Starting with “Baby Driver,” from Sony’s TriStar Pictures, MRC, and Working Title. Edgar Wright’s latest also appears to be his biggest box office hit, as it’s cruising to $30 million from 3,226 locations — that’s including the $5.7 million head start the movie got by opening early in previews on Tuesday.

The movie centers around a character named Baby (Ansel Elgort), who becomes the getaway driver for a kingpin named Doc (Kevin Spacey). Music plays an integral role in the film since Baby suffered a traumatic experience as a child that left him with tinnitus, which he blocks out with music. The rest of the cast includes Lily James, Jon Bernthal, Eiza González, Jon Hamm, and Jamie Foxx.

“Edgar and our partners at MRC and Working Title have made one of the most original and entertaining films in recent memory, and we’re so thrilled to see it received as a bonafide hit in a crowded summer season,” said Sony’s distribution chief Adrian Smith.

Baby Driver,” like “Get Out” earlier this year and “The Big Sick,” currently showing strong in limited release, is the kind of project that gets Hollywood excited about the chance for original ideas to also be financially viable. Wright’s film picked up buzz when it won the Audience Award and positive early reviews at the SXSW Film Festival. The movie’s marketing capitalized on its colorful aesthetic and emphasis on music.

Amy Poehler and Will Ferrell’s “The House,” meanwhile, is having trouble attracting visitors. The R-rated comedy from New Line, Warner Bros., and Village Roadshow is opening to $9 million from 3,134 locations.

The House” is the story of a husband (Ferrell) and wife (Poehler) who start an underground casino to help raise money for their daughter’s college fund. Andrew Jay Cohen directed from a script that he wrote with Brendan O’Brien — the two previously collaborated on the “Neighbors” movies.

For the weekend’s top five, Paramount’s “Transformers: The Last Knight” should land in third with $17 million during its second weekend. “Wonder Woman” continues to be a force for Warner Bros., and is on its way to $15.6 million domestically during its fifth weekend. The movie has crossed $700 million worldwide and passed “Suicide Squad” and “Batman v Superman: Dawn of Justice” at the domestic box office. And Disney and Pixar’s “Cars 3” should take the five slot during its third week with $9.5 million domestically.
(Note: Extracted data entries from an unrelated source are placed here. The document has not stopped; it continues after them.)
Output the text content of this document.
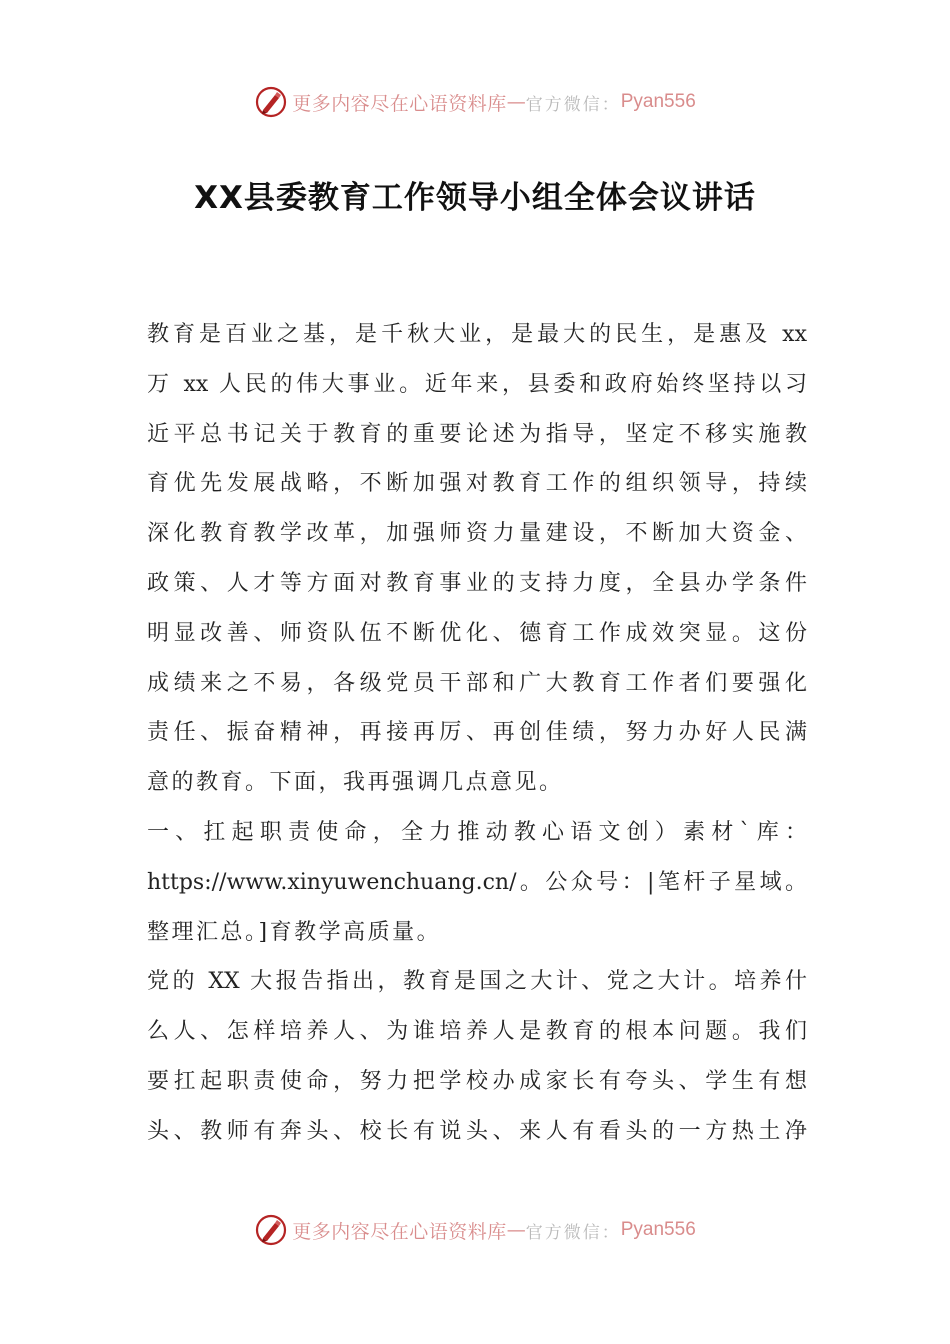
更多内容尽在心语资料库 — 官方微信： Pyan556
XX县委教育工作领导小组全体会议讲话
教育是百业之基，是千秋大业，是最大的民生，是惠及 xx
万 xx 人民的伟大事业。近年来，县委和政府始终坚持以习
近平总书记关于教育的重要论述为指导，坚定不移实施教
育优先发展战略，不断加强对教育工作的组织领导，持续
深化教育教学改革，加强师资力量建设，不断加大资金、
政策、人才等方面对教育事业的支持力度，全县办学条件
明显改善、师资队伍不断优化、德育工作成效突显。这份
成绩来之不易，各级党员干部和广大教育工作者们要强化
责任、振奋精神，再接再厉、再创佳绩，努力办好人民满
意的教育。下面，我再强调几点意见。
一、扛起职责使命，全力推动教心语文创）素材`库：
https://www.xinyuwenchuang.cn/。公众号：|笔杆子星域。
整理汇总。]育教学高质量。
党的 XX 大报告指出，教育是国之大计、党之大计。培养什
么人、怎样培养人、为谁培养人是教育的根本问题。我们
要扛起职责使命，努力把学校办成家长有夸头、学生有想
头、教师有奔头、校长有说头、来人有看头的一方热土净
更多内容尽在心语资料库 — 官方微信： Pyan556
After a strong start to 2017, a rather slow summer box office overall has brought the year-to-date box office numbers down to about even with last year.

“A weak May followed by a June that failed to become the savior of the summer now puts July in the hot seat to deliver the goods and get us out of the summer season doldrums,” said Paul Dergarabedian, senior media analyst at ComScore.

Outside of the major release circuit, the arthouse appears to have some juice for the first time this summer with strong numbers from “The Little Hours,” “The Beguiled,” and “The Big Sick.”

Gunpowder and Sky’s first theatrical release, “Little Hours” posted the highest per screen average from two locations this weekend. The nun-centric religious satire starring Alison Brie and Aubrey Plaza should open to $61,560. Meanwhile, Sofia Coppola’s “Beguiled” expects to crack the top ten in limited release, after expanding to 674 locations. The Focus Features release should make an estimated $3.3 million over the three-day weekend. And Kumail Nanjiani’s semi-autobiographical romantic comedy “Big Sick” expanded to 71 locations, posting a three-day total of $1.67 million. Lionsgate and Amazon Studios are planning to push the film to wide release on July 14.